子供にデング熱の疑いがあり、最初に診てもらったクリニックの先生に紹介されて行ったのです。

(ほ~、割りとでかい病院やなあ・・・)

私は感心しながら、嫁ともども子供を中に連れて入りました。

受付で紹介状を渡すと、直ぐに中年のおばさんがやって来て診察を始めてくれました。


見ると、白衣を着ていません。

(何やねん、このおばはん?)

私は、そう思いましたが、口にはしません。

診察の途中で、おばはんはふと気付いたのか白衣を羽織りました。

しかし、どこからどう見ても、そこいらに転がってるおばはんにしか見えません。


私の疑念は、深まるばかりです。

しかし、付き添っている看護婦さんは、おばはんのことをドクターと呼んでいました。

まあ、看護婦さんがそう呼ぶのですから、当たらずといえども遠からずなのでしょう。

そのドクターが、診察が終わりおもむろにこう言いました。

『こりゃあ、あきまへんわ、ほんまにデング熱ですな、すぐに入院せなゃなりまへんでえ・・・』


まあ、子供は高熱ですし、食欲も全然無かったので、その疑いは本当にありました。

曲がりなりにも、おばはんはドクターなんやし、疑念が確信に変わったので入院を決めました。

『ほなドクター、宜しゅうお願いしますわ。
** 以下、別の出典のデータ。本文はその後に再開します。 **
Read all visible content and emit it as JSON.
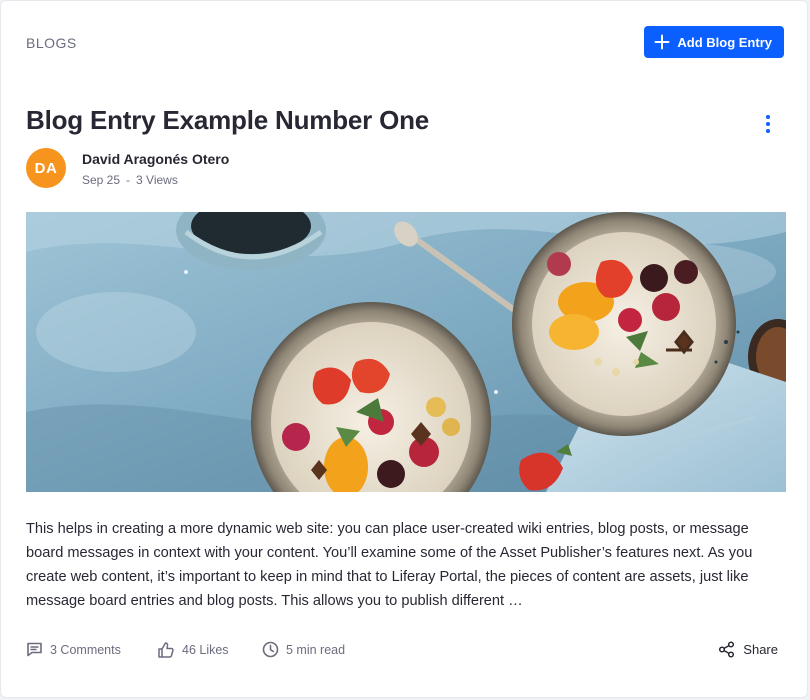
{
  "header": {
    "portlet_title": "BLOGS",
    "add_button_label": "Add Blog Entry",
    "accent_color": "#0b5fff"
  },
  "entry": {
    "title": "Blog Entry Example Number One",
    "author": {
      "initials": "DA",
      "name": "David Aragonés Otero",
      "avatar_color": "#f7941d"
    },
    "date": "Sep 25",
    "meta_separator": "-",
    "views": "3 Views",
    "image_description_icon": "food-bowls-photo",
    "body": "This helps in creating a more dynamic web site: you can place user-created wiki entries, blog posts, or message board messages in context with your content. You’ll examine some of the Asset Publisher’s features next. As you create web content, it’s important to keep in mind that to Liferay Portal, the pieces of content are assets, just like message board entries and blog posts. This allows you to publish different …"
  },
  "footer": {
    "comments": "3 Comments",
    "likes": "46 Likes",
    "read_time": "5 min read",
    "share": "Share"
  },
  "icons": {
    "add": "plus-icon",
    "options": "kebab-menu-icon",
    "comments": "comment-icon",
    "likes": "thumbs-up-icon",
    "read_time": "clock-icon",
    "share": "share-icon"
  }
}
』

私は、そうお願いしました。

『ああ任しとき、ほいでなあ入院する部屋やけど、松、竹、梅の3つがあんねん、どれがええのん?』


『ええ?、松、竹、梅とは一体どんな区分けなんでっか?』

『松はエアコン完備の一等部屋や、テレビや冷蔵庫もあるでえ、でやなあ、竹はあれやエアコンはあら

へん、まあ、扇風機はついたはる、梅はあかんがな、あれは貧乏人が入る大部屋や・・・』

おばはんは、そうまくし立てました。

料金を聞くと、松はバカ高です。


竹は中間程度、梅はさすがに安いのですが、見栄もあって竹にしようかと思った矢先、おばはんがこう

言いました。

『松にしときなはれ、あんたらフィルヘルス入っとるやろ、あれやったら6割くらい安うなるがな、悪いこと

言わんさかい松にしときなはれや!』

最後は、押し切られるような形で松に決めさせられました。


とにかく今は、弱ってぐったりしている子供を、休ませなければなりません。

早々、係の人に部屋まで案内してもらいました。

ところが、部屋に入って吃驚です。

どこからどう見ても、松と称されるほどの部屋ではありません。

確かに、エアコンとテレビと冷蔵庫はありました。


しかし、壁は汚いしベッドは軋むし、外の騒音まで入って来るので、禄な部屋ではありませんでした。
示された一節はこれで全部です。